2.3 Acting as an agent
If an agent acts in the name of another taxable person when transferring a single-purpose voucher, the transfer is regarded as a supply of goods or services made by the other taxable person in whose name the agent is acting. Thus, the agent is providing distribution or promotional services.
In cases where the agent acts in his own name but on behalf of another taxable person (in the supply of a single purpose voucher), that other taxable person is deemed to have carried out the supply of goods or services to the agent. The onward supply by the agent is deemed to have made himself the actual supply of goods or services.
Where a transfer of a multi-purpose voucher is made by a taxable person other than the taxable person carrying out the supply of goods or services, for which the voucher is accepted as consideration or part of the consideration, the taxable person who transfers the voucher is regarded as carrying out distribution or promotional services, which are subject to VAT.
2.4 Taxable amount
Special rules have to be considered regarding the determination of the taxable amount for the supply of goods or services in respect of a multi-purpose voucher.
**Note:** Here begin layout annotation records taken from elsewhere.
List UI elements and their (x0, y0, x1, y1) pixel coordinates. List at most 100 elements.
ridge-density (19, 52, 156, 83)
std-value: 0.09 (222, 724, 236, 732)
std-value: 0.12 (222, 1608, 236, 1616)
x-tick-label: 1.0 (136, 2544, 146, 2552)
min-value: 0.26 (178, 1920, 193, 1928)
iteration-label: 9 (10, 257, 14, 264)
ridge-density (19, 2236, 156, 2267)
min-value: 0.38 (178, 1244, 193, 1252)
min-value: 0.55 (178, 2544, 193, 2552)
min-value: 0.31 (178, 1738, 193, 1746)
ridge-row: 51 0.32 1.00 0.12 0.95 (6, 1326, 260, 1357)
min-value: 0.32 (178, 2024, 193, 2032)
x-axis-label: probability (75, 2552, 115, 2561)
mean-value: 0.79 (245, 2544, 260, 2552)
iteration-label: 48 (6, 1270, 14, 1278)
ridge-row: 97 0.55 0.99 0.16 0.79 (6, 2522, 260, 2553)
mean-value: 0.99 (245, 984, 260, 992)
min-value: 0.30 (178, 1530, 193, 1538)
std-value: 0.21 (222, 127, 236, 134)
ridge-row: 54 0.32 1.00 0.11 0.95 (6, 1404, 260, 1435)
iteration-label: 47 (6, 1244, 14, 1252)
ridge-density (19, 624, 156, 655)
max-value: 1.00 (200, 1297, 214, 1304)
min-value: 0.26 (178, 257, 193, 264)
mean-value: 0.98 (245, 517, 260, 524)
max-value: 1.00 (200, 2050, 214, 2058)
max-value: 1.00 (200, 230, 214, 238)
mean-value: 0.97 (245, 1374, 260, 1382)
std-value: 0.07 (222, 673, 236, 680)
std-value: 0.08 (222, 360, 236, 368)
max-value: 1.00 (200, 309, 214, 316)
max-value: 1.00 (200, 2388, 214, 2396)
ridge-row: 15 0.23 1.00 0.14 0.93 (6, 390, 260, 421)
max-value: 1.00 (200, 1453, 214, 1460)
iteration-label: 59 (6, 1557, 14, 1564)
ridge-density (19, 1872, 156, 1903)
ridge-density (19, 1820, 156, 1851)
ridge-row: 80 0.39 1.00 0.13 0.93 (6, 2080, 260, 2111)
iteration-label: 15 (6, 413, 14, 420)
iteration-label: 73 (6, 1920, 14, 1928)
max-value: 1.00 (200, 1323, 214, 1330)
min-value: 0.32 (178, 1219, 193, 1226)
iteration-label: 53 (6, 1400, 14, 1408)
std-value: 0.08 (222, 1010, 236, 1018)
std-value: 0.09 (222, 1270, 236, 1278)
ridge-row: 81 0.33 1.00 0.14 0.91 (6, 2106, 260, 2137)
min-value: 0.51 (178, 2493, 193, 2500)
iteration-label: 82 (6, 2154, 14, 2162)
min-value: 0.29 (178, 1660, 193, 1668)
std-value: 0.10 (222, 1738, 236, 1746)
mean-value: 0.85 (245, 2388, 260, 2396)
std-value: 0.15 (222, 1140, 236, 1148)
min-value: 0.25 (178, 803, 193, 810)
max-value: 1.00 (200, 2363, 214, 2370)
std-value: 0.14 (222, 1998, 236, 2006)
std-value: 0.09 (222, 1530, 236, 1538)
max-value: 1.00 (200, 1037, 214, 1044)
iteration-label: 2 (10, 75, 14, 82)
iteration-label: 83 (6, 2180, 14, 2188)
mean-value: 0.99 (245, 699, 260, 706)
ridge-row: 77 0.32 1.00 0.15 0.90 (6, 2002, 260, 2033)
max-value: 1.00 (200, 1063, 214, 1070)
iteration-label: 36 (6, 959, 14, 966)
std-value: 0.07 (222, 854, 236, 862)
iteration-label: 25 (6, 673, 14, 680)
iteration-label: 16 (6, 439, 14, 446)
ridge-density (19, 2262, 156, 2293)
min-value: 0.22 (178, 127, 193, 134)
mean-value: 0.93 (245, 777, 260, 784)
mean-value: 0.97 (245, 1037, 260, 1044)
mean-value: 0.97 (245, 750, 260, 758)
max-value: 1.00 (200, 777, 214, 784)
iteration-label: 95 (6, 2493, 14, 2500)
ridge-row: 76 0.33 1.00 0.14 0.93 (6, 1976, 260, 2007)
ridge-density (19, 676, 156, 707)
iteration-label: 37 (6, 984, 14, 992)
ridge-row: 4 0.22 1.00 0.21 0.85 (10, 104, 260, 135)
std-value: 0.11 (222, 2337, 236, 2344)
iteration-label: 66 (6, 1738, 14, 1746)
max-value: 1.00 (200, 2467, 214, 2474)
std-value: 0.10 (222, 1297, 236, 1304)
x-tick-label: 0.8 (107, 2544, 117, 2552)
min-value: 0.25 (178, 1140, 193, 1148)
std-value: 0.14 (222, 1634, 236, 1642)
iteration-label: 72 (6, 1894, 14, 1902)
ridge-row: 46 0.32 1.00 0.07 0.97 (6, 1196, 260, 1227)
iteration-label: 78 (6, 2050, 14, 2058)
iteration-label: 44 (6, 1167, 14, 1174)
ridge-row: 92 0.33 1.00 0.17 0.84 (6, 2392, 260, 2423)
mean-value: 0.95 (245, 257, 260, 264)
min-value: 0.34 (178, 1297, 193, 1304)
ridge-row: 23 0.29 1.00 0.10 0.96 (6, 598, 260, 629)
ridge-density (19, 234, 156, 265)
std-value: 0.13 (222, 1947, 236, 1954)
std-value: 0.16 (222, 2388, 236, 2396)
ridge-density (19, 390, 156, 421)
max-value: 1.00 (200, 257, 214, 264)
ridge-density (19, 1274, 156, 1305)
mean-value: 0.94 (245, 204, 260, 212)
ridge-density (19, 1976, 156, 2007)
In general, the consideration paid for the voucher is decisive. If such information is not available, the monetary value indicated on the multi-purpose voucher itself or in related documentation has to be considered.
3. Future developments
The new regulations regarding vouchers apply to all vouchers issued after 31 December 2018. Thus, the Member States have until this date to implement this Directive into their national law. For example it will be necessary to amend the German VAT Act, as well as the German VAT Circular, since they currently do not distinguish between single-purpose vouchers and multi-purpose vouchers.